4. Design filters that are cacheable
Maybe it’s just me, but I found this tip super cool. The ES devs encouraged us to think about filters that can be cacheable. For example, if you do a time-based range filter from 12am – Now(), you won’t gain any caching benefit. The filter is immediately invalidated as soon as you build it, since Now() is always changing.
Instead, you should build a 12am – 12am filter, even if the time right now is only 6pm. ElasticSearch will happily build the filter bitset in memory up to the most available time (6pm), and continually add new segments to the bitset as they become available.
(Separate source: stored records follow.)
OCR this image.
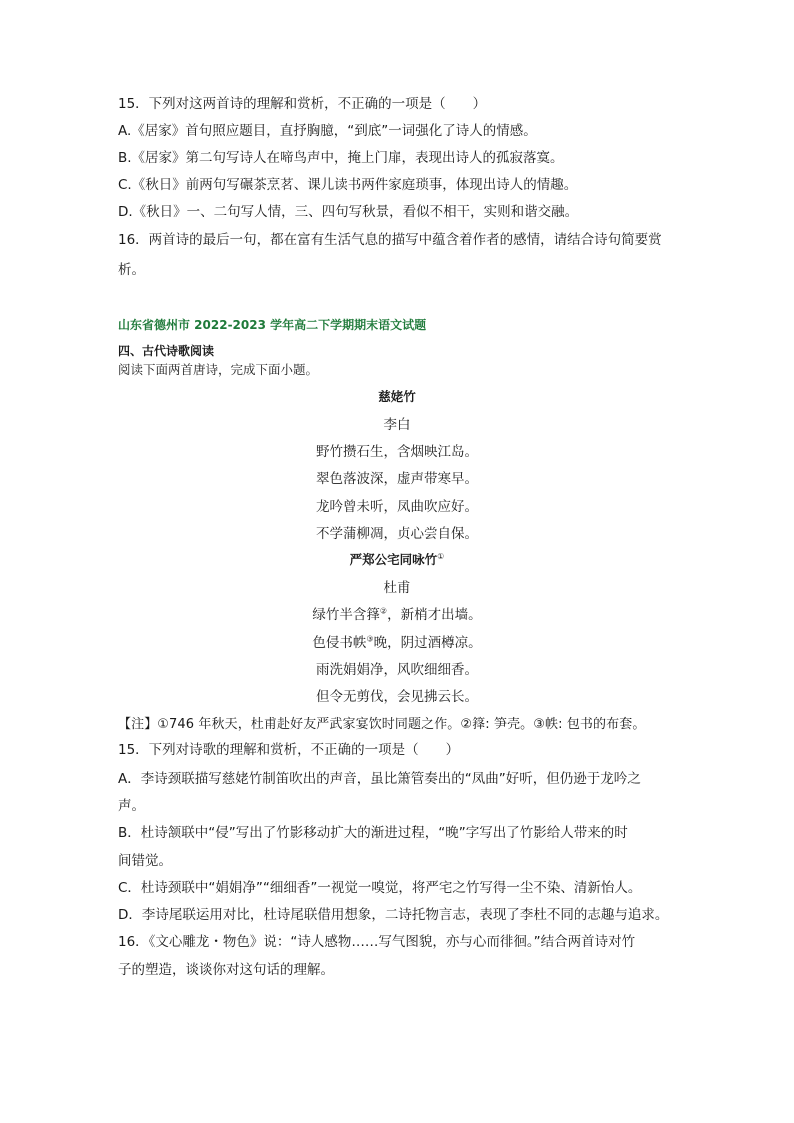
15．下列对这两首诗的理解和赏析，不正确的一项是（　　）
A.《居家》首句照应题目，直抒胸臆，“到底”一词强化了诗人的情感。
B.《居家》第二句写诗人在啼鸟声中，掩上门扉，表现出诗人的孤寂落寞。
C.《秋日》前两句写碾茶烹茗、课儿读书两件家庭琐事，体现出诗人的情趣。
D.《秋日》一、二句写人情，三、四句写秋景，看似不相干，实则和谐交融。
16．两首诗的最后一句，都在富有生活气息的描写中蕴含着作者的感情，请结合诗句简要赏
析。
山东省德州市 2022-2023 学年高二下学期期末语文试题
四、古代诗歌阅读
阅读下面两首唐诗，完成下面小题。
慈姥竹
李白
野竹攒石生，含烟映江岛。
翠色落波深，虚声带寒早。
龙吟曾未听，凤曲吹应好。
不学蒲柳凋，贞心尝自保。
严郑公宅同咏竹①
杜甫
绿竹半含箨②，新梢才出墙。
色侵书帙③晚，阴过酒樽凉。
雨洗娟娟净，风吹细细香。
但令无剪伐，会见拂云长。
【注】①746 年秋天，杜甫赴好友严武家宴饮时同题之作。②箨: 笋壳。③帙: 包书的布套。
15．下列对诗歌的理解和赏析，不正确的一项是（　　）
A．李诗颈联描写慈姥竹制笛吹出的声音，虽比箫管奏出的“凤曲”好听，但仍逊于龙吟之
声。
B．杜诗颔联中“侵”写出了竹影移动扩大的渐进过程，“晚”字写出了竹影给人带来的时
间错觉。
C．杜诗颈联中“娟娟净”“细细香”一视觉一嗅觉，将严宅之竹写得一尘不染、清新怡人。
D．李诗尾联运用对比，杜诗尾联借用想象，二诗托物言志，表现了李杜不同的志趣与追求。
16．《文心雕龙・物色》说：“诗人感物……写气图貌，亦与心而徘徊。”结合两首诗对竹
子的塑造，谈谈你对这句话的理解。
In this way, you’ve created a single filter bitset that is applicable to many different circumstances.
5. Scale out, not up
So this tip wasn’t explicitly stated, but it was a general feeling that I took away from the training. I’ve personally played with benchmarks and fiddling with various knobs that ElasticSearch provides, hoping to tune individual machines for better performance.
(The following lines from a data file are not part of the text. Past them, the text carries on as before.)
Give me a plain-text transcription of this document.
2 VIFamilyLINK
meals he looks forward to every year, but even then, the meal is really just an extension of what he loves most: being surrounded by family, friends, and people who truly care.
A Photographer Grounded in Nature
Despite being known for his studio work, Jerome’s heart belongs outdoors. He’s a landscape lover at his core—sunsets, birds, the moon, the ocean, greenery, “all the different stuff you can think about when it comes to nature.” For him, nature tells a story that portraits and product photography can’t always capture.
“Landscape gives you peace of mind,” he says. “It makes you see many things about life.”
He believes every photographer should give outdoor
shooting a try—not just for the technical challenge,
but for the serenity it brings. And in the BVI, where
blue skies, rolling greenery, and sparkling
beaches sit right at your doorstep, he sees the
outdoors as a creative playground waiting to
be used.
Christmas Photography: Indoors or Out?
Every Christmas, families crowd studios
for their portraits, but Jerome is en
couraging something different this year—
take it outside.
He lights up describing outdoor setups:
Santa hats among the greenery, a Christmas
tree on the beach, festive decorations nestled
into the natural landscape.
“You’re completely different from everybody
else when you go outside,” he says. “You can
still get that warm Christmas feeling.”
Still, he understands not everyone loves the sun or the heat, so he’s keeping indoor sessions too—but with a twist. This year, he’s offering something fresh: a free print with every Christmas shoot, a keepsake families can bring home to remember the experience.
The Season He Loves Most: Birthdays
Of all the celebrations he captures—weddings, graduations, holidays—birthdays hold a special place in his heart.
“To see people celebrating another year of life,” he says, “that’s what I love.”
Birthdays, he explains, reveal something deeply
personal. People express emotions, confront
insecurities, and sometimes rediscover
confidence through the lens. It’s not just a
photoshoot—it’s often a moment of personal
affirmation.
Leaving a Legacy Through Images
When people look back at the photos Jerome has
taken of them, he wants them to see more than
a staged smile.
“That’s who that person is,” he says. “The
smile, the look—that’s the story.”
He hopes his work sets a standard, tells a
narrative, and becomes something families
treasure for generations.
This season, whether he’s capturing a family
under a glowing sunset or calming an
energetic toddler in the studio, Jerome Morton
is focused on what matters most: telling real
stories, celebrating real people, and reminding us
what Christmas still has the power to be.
After the training, I feel this is ultimately not a worthy use of time. ElasticSearch has extremely sane defaults which are hard to beat. There are a few knobs you can twiddle (segments in a merge tier, or refresh interval, for example) but on the whole ES runs just about as well as it can.
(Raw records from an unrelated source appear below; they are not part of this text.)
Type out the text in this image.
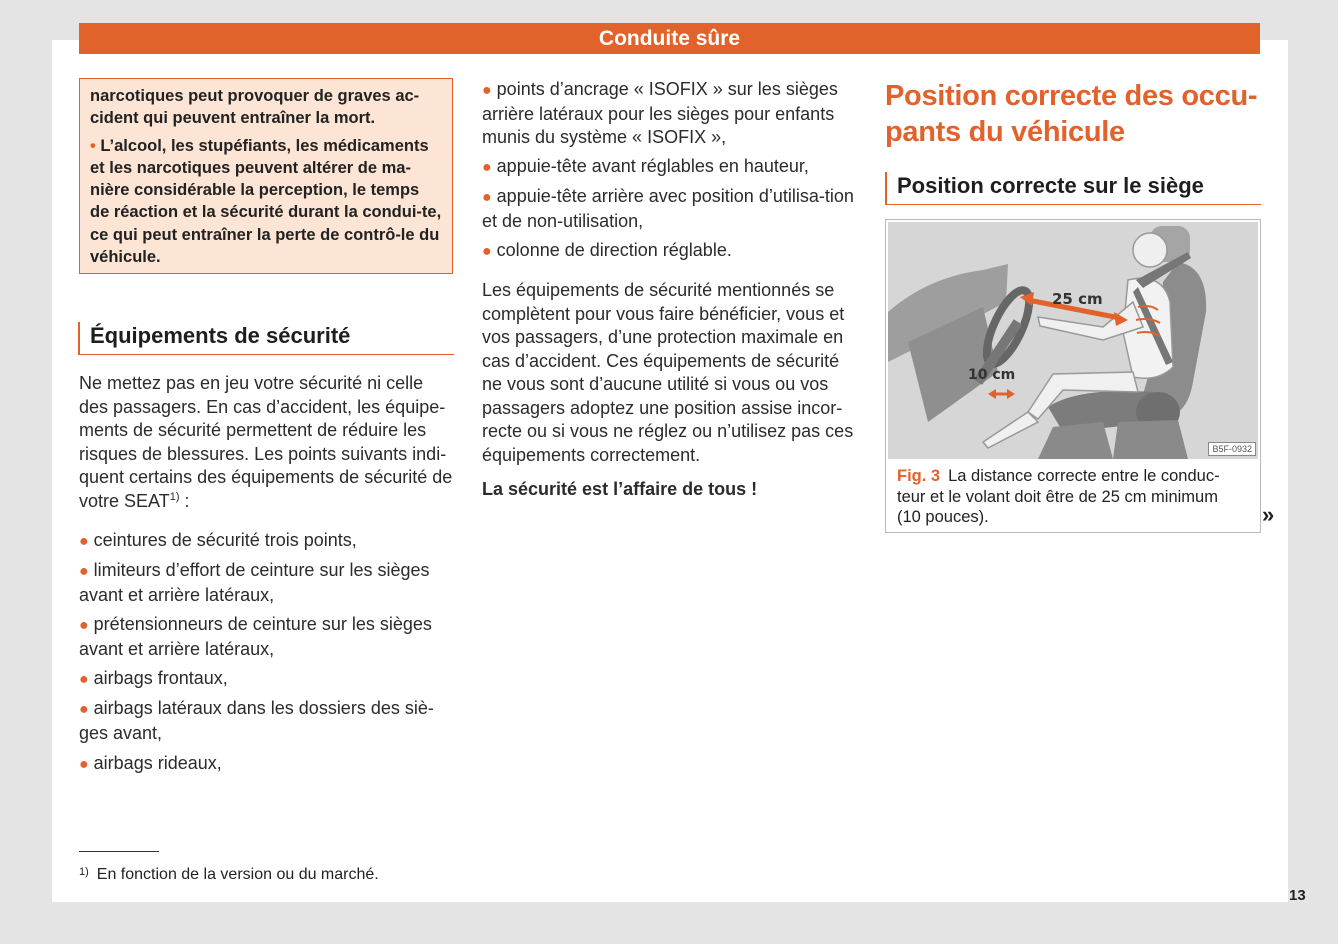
Conduite sûre

narcotiques peut provoquer de graves ac-cident qui peuvent entraîner la mort.

• L’alcool, les stupéfiants, les médicaments et les narcotiques peuvent altérer de ma-nière considérable la perception, le temps de réaction et la sécurité durant la condui-te, ce qui peut entraîner la perte de contrô-le du véhicule.

Équipements de sécurité

Ne mettez pas en jeu votre sécurité ni celle des passagers. En cas d’accident, les équipe-ments de sécurité permettent de réduire les risques de blessures. Les points suivants indi-quent certains des équipements de sécurité de votre SEAT$^{1)}$ :

● ceintures de sécurité trois points,

● limiteurs d’effort de ceinture sur les sièges avant et arrière latéraux,

● prétensionneurs de ceinture sur les sièges avant et arrière latéraux,

● airbags frontaux,

● airbags latéraux dans les dossiers des siè-ges avant,

● airbags rideaux,

● points d’ancrage « ISOFIX » sur les sièges arrière latéraux pour les sièges pour enfants munis du système « ISOFIX »,

● appuie-tête avant réglables en hauteur,

● appuie-tête arrière avec position d’utilisa-tion et de non-utilisation,

● colonne de direction réglable.

Les équipements de sécurité mentionnés se complètent pour vous faire bénéficier, vous et vos passagers, d’une protection maximale en cas d’accident. Ces équipements de sécurité ne vous sont d’aucune utilité si vous ou vos passagers adoptez une position assise incor-recte ou si vous ne réglez ou n’utilisez pas ces équipements correctement.

La sécurité est l’affaire de tous !

Position correcte des occu-pants du véhicule
Position correcte sur le siège
25 cm
10 cm
B5F-0932
Fig. 3 La distance correcte entre le conduc-teur et le volant doit être de 25 cm minimum (10 pouces).	»
$^{1)}$ En fonction de la version ou du marché.
13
Instead of mucking with settings and potentially making ElasticSearch less performant….your time is probably better spent optimizing your data (routing, index management, analyzers and queries) and simply provisioning a new node when your cluster start to struggle. This will boost your performance far higher than trying to determine the optimal lucene segment size.
Conclusion – Go Take The Class
I took about 40 pages of notes at the ES seminar. If you are trying to learn ElasticSearch, or improve your current skills, the training is easily the best time:knowledge ratio available. Having devs available to answer questions was great, and listening to the particular problems of other trainees was equally useful. It seems everyone is using ElasticSearch for a different purpose, which makes for some great learning questions.
Like this article? Share it with your friends.
Great summary of points.
I think the query_string query is a double edged sword. Its true that it can cause a lot of exceptions when users make mistakes, but in practice I have found it more helpful than not. Particularly for internal search tools where users want to build some pretty complex queries.
Mostly it comes down to UI. Providing Lucene syntax is a simple way to expose access to different document fields, and some sophisticated users want to construct complex queries. But the syntax is still pretty obscure, so I don’t think as many users think to use those fields as would benefit from them.
This UI problem is what started me down the path of building es-backbone. Faceted search combined with easy prompts for filtering different fields seems like a good way to provide the power of Lucene query syntax in a safer way.
Still a work in progress though. I shudder when I look at that design.
Very good point about UI, and ultimately, intended audience of the search. If you are targeting your own developers or other people within your own organization, it may make sense to utilize the power of a query_string. Especially for situations like internal dashboards where quick, concise querying is important.
Whereas a public-facing searchbar that is probably overkill and dangerous.
ES-backbone looks interesting…I’ll definitely take a look this weekend and play around. Thanks for stopping by to comment, I really enjoyed your post on the ES training!
Actually, I think the query_string is very useful even in such situations where you have to provide full power of it for uneducated (or overeducated) users. In this case the real ElasticSearch query_string should be created on the backend after pre-processing users’ queries with a custom middleware, so kind of wrapping and filtering before execution.